Fico pensando: qual seria o papel das instituições de produção e estudo dos conhecimentos indígenas? Na medida em que, o modelo de produção e de reflexão de conhecimentos indígenas é da ciência. Particularmente, me pergunto: o que seria um espaço para a Educação Escolar Indígena? Qual seria o papel, como um espaço de formação e de produção de conhecimento indígena?
A formação de especialistas indígenas, yai, kumu ou baya (no caso dos Tukano), e outras especialidades possui seu fundamento cosmológico e espaço próprio, onde o “corpomítico” é fundamento para a experiência cotidiana. Mais que isso, a formação dessas especialidades é específica em cada povo. Isto é, os Yanomamytêm seus fundamentos cosmológico específicos para formar seus especialistas, assim como, os Tukano têm os seus; ou seja, seus rituais de iniciação, suas regras alimentares, abstenção sexual e bahsesse próprios para esta finalidade. Assim cada povo constitui sua cosmologia própria para formar seus especialistas.

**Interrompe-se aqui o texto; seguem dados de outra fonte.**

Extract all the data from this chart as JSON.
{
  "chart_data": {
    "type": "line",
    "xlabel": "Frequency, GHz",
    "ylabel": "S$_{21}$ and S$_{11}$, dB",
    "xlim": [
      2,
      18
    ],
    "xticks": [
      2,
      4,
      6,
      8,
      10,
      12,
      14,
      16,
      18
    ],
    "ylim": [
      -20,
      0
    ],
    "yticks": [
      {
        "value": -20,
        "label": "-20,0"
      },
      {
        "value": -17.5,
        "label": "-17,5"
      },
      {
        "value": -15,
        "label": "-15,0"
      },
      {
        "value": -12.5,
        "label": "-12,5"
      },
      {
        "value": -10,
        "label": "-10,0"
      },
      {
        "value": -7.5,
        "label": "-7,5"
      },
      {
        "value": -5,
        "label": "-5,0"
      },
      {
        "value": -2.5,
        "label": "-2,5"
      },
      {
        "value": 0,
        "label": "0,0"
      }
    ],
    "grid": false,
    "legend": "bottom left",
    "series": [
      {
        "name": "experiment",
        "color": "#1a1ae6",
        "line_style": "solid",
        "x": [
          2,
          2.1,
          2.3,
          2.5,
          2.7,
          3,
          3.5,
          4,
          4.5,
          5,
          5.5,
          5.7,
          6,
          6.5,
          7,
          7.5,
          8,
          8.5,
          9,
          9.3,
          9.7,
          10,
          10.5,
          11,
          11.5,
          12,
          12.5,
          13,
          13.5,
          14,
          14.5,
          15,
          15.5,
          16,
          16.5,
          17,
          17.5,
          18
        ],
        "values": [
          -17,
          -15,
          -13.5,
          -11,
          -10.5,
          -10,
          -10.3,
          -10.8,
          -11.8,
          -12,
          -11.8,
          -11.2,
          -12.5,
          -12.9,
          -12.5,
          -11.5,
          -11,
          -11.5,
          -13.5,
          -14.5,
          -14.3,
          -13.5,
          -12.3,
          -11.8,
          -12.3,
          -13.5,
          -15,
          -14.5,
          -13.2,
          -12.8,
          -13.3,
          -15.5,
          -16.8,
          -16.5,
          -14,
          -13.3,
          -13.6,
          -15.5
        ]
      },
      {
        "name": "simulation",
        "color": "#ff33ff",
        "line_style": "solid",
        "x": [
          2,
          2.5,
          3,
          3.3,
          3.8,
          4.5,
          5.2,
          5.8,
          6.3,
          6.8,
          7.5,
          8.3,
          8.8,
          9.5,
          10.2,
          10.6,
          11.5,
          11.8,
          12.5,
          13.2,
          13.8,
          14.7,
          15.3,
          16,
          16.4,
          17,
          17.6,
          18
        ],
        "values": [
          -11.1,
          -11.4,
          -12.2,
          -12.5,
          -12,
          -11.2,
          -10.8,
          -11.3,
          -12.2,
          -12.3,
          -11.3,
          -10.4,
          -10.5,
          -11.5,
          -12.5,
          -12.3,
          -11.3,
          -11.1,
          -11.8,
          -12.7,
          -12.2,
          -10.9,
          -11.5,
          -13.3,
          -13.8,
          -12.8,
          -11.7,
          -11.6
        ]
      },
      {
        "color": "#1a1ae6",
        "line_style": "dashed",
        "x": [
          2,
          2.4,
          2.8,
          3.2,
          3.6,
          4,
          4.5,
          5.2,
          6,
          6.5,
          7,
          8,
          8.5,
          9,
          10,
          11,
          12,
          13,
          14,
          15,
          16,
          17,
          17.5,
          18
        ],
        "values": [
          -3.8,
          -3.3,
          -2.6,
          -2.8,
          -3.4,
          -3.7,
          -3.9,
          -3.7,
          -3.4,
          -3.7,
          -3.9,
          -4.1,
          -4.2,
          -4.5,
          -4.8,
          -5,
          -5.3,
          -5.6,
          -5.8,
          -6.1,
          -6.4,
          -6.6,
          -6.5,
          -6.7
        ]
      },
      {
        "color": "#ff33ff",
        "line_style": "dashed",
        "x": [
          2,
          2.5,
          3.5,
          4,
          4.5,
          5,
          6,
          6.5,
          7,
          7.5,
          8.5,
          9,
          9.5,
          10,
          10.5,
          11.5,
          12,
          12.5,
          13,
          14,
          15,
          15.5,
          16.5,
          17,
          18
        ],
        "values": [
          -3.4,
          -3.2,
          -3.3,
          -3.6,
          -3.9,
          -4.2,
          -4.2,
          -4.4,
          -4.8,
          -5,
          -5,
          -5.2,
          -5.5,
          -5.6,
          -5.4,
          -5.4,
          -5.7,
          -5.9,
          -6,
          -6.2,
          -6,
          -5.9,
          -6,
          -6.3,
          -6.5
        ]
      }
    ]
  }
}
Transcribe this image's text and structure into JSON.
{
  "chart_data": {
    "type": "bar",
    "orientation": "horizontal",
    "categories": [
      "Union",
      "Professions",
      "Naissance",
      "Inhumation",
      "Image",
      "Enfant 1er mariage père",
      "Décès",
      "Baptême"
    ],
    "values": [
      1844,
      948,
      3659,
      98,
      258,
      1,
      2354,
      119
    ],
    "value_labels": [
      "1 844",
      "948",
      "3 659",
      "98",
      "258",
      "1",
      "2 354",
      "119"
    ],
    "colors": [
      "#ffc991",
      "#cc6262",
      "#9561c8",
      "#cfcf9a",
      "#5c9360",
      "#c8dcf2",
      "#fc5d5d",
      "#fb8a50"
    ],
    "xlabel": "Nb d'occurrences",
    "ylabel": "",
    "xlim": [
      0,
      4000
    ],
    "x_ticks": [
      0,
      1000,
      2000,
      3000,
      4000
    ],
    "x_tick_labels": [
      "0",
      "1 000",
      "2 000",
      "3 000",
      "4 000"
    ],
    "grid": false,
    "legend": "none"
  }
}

A provocação é, como conectar estas especificidades dos povos com os objetivos da instituição? Penso que, em princípio, essa iniciativa (escolas/instituto/universidade) seria um espaço de concentração de vários povos. Como um espaço democrático, ele pode oportunizar, por exemplo, a “reflexidade” sobre os conhecimentos indígenas, lançando mão dos métodos científicos, e assim, evidenciar conceitos, categorias de classificação de animais, vegetais especificamente indígenas.
Esta forma de estudo perpassa pela análise do sentido das narrativas míticas, produzindo texto com linguagem capaz de abrir um diálogo com a comunidade exterior, isto é, fora da aldeia. Tais produções podem levar a propositura de uma grade curricular de disciplinas como: Introdução à teoria dos conhecimentos indígena; Introdução ao estudo de narrativas indígena; Introdução ao bahsesse; Introdução ao bahsamori. Mas também introdução aos princípios de fermentação de caxiri, técnicas de construção de armadilhas, etc. Isso significa formar jovens estudantes indígenas capazes de refletir sobre os conhecimentos indígenas e não em especialistas indígenas nos moldes tradicionais.
De igual modo, esses espaços devem ser lugares de motivação para a formação de especialistas indígenas, abarcando a especificidade de cada povo, isto é, como uma profissão as especialidades yai, kumu ou baya (no caso dos Tukano) “reconhecimento público”, de fato e de direito. Assim, quem quisesse formar numa especialidade indígena teria a mesma oportunidade de quem quisesse formar nas áreas da “reflexividade” sobre os conhecimentos indígenas.
Nessa lógica, os espaços institucionalizados de ensino seriam ao mesmo tempo lugares de produção de pensamento filosófico e tecnológico indígena, bem como de um espaço de formação de especialistas indígenas. Assim sendo, acredito que os conceitos indígenas ficariam evidenciados e prontos para um diálogo intercultural com a ciência.
*Indígena da etnia tukano, nascido na aldeia São Domingos em São Gabriel da Cachoeira (AM). É graduado em Filosofia e mestre em Antropologia pela Universidade Federal do Amazonas (Ufam).